Dans le secteur public, un mouvement de grève doit être précédé du dépôt d'un préavis par une organisation syndicale représentative. En outre, dans le cas particulier des transports, la procédure d'alarme sociale vise à désamorcer, par la négociation, les conflits avant qu'ils ne débouchent sur une grève, et donc sur des perturbations pénalisantes pour les usagers. Employeurs et organisations syndicales s'accordent pour dire que cette avancée introduite par la loi de 2007 a permis d'améliorer le dialogue social et de réduire la conflictualité. Pourtant, on observe des stratégies visant à contourner cette obligation de négociation, et même l'obligation de préavis. Il n'est ainsi pas rare que des organisations syndicales déposent des préavis très longs, parfois de plusieurs années, ou des préavis illimités sur des sujets très larges, comme les salaires ou les conditions de travail. Ces préavis demeurent en vigueur même si le conflit a cessé, si bien qu'à tout moment des salariés peuvent se mettre en grève, en n'ayant à respecter que le délai de prévenance de 48 heures.

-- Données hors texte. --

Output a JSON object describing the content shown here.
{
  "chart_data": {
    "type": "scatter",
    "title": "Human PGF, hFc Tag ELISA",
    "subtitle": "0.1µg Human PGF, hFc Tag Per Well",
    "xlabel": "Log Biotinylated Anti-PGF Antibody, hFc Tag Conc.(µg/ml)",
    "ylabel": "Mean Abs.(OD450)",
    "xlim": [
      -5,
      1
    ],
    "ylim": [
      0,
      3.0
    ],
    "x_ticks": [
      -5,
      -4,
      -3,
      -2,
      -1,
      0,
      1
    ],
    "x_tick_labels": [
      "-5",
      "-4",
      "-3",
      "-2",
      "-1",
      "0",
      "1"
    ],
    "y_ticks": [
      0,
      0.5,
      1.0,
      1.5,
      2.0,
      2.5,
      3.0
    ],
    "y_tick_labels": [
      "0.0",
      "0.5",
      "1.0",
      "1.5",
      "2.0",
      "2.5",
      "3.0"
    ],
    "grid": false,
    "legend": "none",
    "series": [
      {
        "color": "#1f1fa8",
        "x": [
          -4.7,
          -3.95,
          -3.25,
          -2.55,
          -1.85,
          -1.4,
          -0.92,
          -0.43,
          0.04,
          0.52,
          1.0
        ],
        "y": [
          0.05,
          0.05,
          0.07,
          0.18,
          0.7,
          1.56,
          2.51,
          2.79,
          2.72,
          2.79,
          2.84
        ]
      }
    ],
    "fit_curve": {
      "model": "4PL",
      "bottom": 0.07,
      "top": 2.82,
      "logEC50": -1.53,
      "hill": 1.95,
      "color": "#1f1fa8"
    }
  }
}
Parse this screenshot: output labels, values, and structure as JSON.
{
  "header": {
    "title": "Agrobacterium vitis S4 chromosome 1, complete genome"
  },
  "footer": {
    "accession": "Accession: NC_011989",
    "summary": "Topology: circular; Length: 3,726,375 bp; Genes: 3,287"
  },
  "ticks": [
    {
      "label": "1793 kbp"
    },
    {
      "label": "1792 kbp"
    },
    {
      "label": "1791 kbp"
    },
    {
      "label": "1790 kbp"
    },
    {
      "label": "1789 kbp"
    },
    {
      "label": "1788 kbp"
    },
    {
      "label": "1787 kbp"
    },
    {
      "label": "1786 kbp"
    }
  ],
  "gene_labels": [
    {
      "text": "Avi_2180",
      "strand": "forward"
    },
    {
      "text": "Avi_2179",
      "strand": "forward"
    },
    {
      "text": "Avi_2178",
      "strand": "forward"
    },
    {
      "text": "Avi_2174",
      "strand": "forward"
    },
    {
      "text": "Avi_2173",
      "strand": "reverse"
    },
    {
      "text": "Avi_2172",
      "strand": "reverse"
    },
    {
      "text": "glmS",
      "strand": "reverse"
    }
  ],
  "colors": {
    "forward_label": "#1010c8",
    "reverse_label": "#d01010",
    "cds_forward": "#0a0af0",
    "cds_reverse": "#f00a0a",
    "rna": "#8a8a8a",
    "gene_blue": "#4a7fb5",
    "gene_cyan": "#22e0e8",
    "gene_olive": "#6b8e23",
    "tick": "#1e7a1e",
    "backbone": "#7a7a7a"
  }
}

Il s'agit là d'un contournement manifeste de la loi de 2007, qui conduit à miner son efficacité. Cependant, il ne m'apparaît pas souhaitable de limiter la durée des préavis de grève. En effet, on ne peut pas connaître ex ante la durée d'un conflit. Je vous proposerai donc un amendement aux termes duquel un préavis de grève peut être déclaré caduc par l'entreprise, dès lors qu'il n'a été suivi par aucun salarié pendant une période de cinq jours. Cet amendement n'entrave pas la liberté des organisations syndicales qui pourront toujours appeler à la grève, dès lors qu'elles l'estimeront nécessaire.
Je vous proposerai également un amendement visant à lutter contre les grèves de très courte durée, dites « de 59 minutes », qui désorganisent fortement le service. On comprend en effet qu'un conducteur de bus ou de tramway qui a décidé de se mettre en grève pendant une heure au milieu de son service oblige son employeur à le remplacer pour l'intégralité de ce service, sans qu'il soit nécessairement possible de le réaffecter lorsque sa grève prend fin.
À l'initiative du Sénat, la loi du 6 août dernier de transformation de la fonction publique a permis aux collectivités d'imposer à certains agents, notamment à ceux des services publics de transport exploités en régie, de faire grève du début à la fin de leur service. Cette disposition a été validée par le Conseil constitutionnel. Dans la mesure où la gestion des services publics de transport est fréquemment déléguée, il apparaît logique que cette disposition soit étendue aux entreprises chargées d'une délégation de service public.
C'est en plein accord avec l'auteur de la proposition de loi que je soumettrai à votre vote ces amendements visant à en sécuriser les dispositions et à améliorer l'effectivité de la continuité des transports. Sous les réserves que j'ai exposées, je vous inviterai à adopter la proposition de loi, dont, vous l'avez compris, je soutiens pleinement les objectifs.